The 23 players have passports issued by the Iroquois Confederacy, a group of six Indian nations overseeing land that stretches from upstate New York into Ontario, Canada.
The U.S. government says it will only let players back into the country if they have U.S. passports, a team official said. The British government, meanwhile, won’t give the players visas if they cannot guarantee they’ll be allowed to go home, the official said.
Iroquois team members born within U.S. borders have been offered U.S. passports, but the players refuse to carry them, because they see the government-issued documents as an attack on their identity, said Tonya Gonnella Frichner, a member of the Onondaga Nation who works with the team.
“It’s about sovereignty, citizenship and self-identification,” Frichner said.
The Iroquois have used their own passports in the past, but State Department spokesman P.J. Crowley said the new dispute can be traced to the Western Hemisphere Travel Initiative, which went into effect last year. The new rules require, among other things, that Americans carry passports or high-tech documents to cross the country’s borders.
“Since they last traveled on their own passports, the requirements in terms of the kind of documents that are necessary to facilitate travel within and outside the hemisphere have changed,” Crowley said. “We are trying to help them get the appropriate travel documents so they can travel to this tournament.”
Tribes’ efforts to meet the new security requirements have been ongoing. A group of American Indian leaders requested funding from the Department of Homeland Security in 2009 to develop cards that would comply with the new rules, according to an agency document. Idaho’s Kootenai tribe and U.S. Customs and Border Protection agreed last year to develop the first enhanced tribal card acceptable under the new guidelines.
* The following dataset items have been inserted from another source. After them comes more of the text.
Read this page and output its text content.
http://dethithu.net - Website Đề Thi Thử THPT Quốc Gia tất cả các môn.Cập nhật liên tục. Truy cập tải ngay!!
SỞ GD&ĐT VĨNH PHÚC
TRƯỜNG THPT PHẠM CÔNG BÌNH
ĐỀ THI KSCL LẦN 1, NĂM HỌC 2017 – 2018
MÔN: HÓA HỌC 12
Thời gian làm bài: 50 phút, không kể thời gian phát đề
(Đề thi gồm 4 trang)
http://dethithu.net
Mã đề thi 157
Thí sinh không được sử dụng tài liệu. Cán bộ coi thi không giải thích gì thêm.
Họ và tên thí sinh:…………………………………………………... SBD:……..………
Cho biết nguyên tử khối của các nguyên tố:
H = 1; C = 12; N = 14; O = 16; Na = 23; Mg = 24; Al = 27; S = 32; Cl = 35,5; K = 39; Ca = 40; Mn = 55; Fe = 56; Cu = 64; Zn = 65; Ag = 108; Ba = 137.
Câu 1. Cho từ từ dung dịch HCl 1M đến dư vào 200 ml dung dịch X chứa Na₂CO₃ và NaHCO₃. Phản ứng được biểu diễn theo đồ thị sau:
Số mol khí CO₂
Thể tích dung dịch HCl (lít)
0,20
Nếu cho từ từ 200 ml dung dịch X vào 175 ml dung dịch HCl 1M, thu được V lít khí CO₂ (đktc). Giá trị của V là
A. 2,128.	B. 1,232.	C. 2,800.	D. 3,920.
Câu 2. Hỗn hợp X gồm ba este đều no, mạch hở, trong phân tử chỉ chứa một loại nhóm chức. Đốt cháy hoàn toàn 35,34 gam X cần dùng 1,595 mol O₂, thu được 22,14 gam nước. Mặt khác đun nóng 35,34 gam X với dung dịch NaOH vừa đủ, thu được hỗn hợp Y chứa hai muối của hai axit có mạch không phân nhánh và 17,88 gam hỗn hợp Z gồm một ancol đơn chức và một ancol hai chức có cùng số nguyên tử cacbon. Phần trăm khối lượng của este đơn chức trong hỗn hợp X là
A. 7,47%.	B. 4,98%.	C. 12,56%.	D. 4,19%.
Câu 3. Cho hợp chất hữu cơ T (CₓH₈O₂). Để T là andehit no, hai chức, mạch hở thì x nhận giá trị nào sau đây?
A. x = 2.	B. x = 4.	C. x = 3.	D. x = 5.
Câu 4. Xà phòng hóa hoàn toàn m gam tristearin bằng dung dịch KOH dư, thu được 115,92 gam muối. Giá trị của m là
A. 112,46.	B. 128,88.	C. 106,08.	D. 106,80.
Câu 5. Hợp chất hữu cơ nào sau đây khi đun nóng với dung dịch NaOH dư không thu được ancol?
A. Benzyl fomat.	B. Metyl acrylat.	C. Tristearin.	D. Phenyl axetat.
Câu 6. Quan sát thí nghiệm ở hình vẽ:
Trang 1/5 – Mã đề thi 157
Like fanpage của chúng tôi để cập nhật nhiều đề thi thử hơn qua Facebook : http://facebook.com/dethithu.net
One Iroquois player, Brett Bucktooth, said he would rather miss the tournament than travel under a U.S. passport.
“That’s the people we are, and that’s our identity,” he said.
Bucktooth, 27, also spoke of his deep cultural and personal connection with lacrosse – first played by Iroquois and Huron, perhaps as early as 1,000 years ago.
“My father put a wooden lacrosse stick into my crib when I was a baby, and now that I have a son, I put a lacrosse stick into his crib,” he said. “In our culture, we all start playing lacrosse young.”
The Iroquois team is scheduled to play at the 2010 World Lacrosse Championship that starts Thursday in Manchester, England.
In the past, U.S. immigration officials accepted the Iroquois passports when they obtained visas – including for trips to Britain in 1985 and 1994, and as recently as 2002 to Australia. The 2006 tournament was held in Canada.
Team officials went to the British Consulate in New York on Monday to reapply for the visas and plead their case, but were turned away. Later in the day, the English Lacrosse Association said in a statement it expected “the Iroquois will arrive on time for the opening ceremony and games.”